In conversations about telecommunications, moods can easily turn sour. The golden age of the first mobile networks have faded somewhat. Data, once seen as a sideline and a potential revenue channel, has exploded forth and caused havoc with voice and messaging revenues. It’s a shift in the market that cannot be reversed. Digital connectivity is not only becoming all pervasive – the world would be worse off if it didn’t. By Simon Carpenter, chief customer officer at SAP Africa
This is not sweet music to an industry that saw its revenues shrink violently. Whether a telco is an incumbent or a fairly new arrival in the industry’s various tiers, they all face the challenge of finding more revenue in the seemingly infinite supply of bandwidth the world holds today.

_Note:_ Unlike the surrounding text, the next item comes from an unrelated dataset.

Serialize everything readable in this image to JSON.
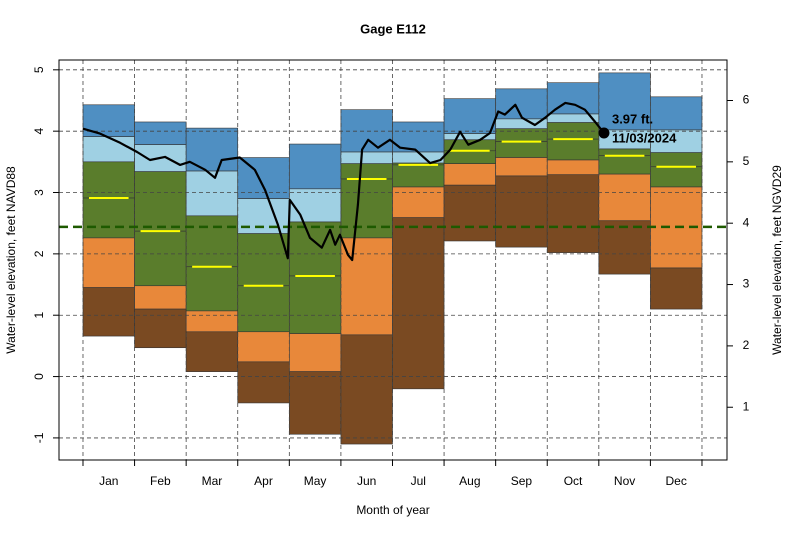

Those invested in infrastructure also have the pressure of continually improving their holdings, often under the expectation of providing better data services.
The succession of 3G, 4G, 5G and beyond is not slowing down, because large consumer appetites demand more. Even modern investments of fibre are under pressure to perform on a margin that will be tougher to find as more bandwidth becomes available.
But as bleak as it looks, the telco industry has a big advantage: it sits on all the infrastructure that drives the digital era. Data centers, connectivity and user devices all fall under its domain.
When studying the plight of telcos a few years ago, Accenture noted that the sector has “established billing relationships, large network infrastructures and a significant amount of customer and usage data [and] existing trust.”
Those are valuable advantages and places teleco companies at a rare inflection point. The going is tough, but the juiciest fruits are growing on telco trees.
The question is how to go about picking those. In the short term some telcos have been targeting over-the-top providers, the ecosystem of services that have sprouted on those same digital pillars the sector owns. But this is not a long-term solution, especially when considering the brand damage when trying to curtail a popular service.
Telcos need to get more assertive about the two-sided business model mooted as Telco 2.0. They are ideally placed to become the hubs around which new, collaborative business models revolve.
It’s a frustrating place: telcos have the means and tools to take a front row seat in the 21st century, but their legacies make it hard to turn and set the new course. To get there requires a new degree of leadership and internal co-operation.
Traditionally telcos have two different technology branches: network and operations. They are normally independent, but the rise of data culture has created many overlaps. The same usage data on the network can translate to behavioural data for the business.
This is just the tip of the iceberg, a vast mountain of information telcos typically sit on. Mining that data is possible thanks to the very infrastructure telcos happen to own.
Modern agile infrastructure creates a new fabric in technology. Today computational power can scale to mind-boggling degrees, allowing for the creation of new platforms that chart the way ahead. On these platforms companies can purchase or build a new species of fast, resourceful and elastic services that deliver the gamut of business applications.
It’s a concept often narrowed to the cloud world, but in truth it speaks to the unleashing of connected data centers. A correctly assembled grouping of computers are now the engines increasingly driving the 21st century economy.
Telcos own a lot of those engines, as well as the pipes connecting them and the indulgence of consumers relying on their output. But big ships are hard to turn, so how can telcos make the jump?
They start small.
One way is to create an independent development team to explore a platform technology, uninhibited by the larger company culture and superstitions. A mobile operator in the Middle East did just this when it formed a splinter group to create services for the enterprise market on SAP’s HANA platform. This attracted a lot of new business from the region’s established and startup companies.
Another approach is to simply make a platform and its services available for the telco’s customers. There are several national network providers in Africa and across the globe that offer SAP HANA’s cloud service in collaboration with a skilled solution provider.
Over time the telco learns from the experience, gains more skills and begins incorporating HANA into its own practices – all while tending to a lucrative revenue stream of business customers also engaging the same platform. If you own the data centre infrastructure, you can have your cake and eat it.
Once such a platform is in place, the opportunity arrives for internal departments to reach across traditional silo walls. The data providing business efficiencies and insights flows more uniformly. Through the unifying power of platforms built on distributed, in-memory computing, the data era’s potential finally comes to fruition.
The platform era is already with us and defines the foreseeable future of all technology. Its shift in company ideology and investment thinking is profound, creating a massive challenge for companies and their leaders.
But the telecommunications sector is in a better position than anyone to get the most out of it. It’s not a question of fighting change, but how to be best positioned to lead it.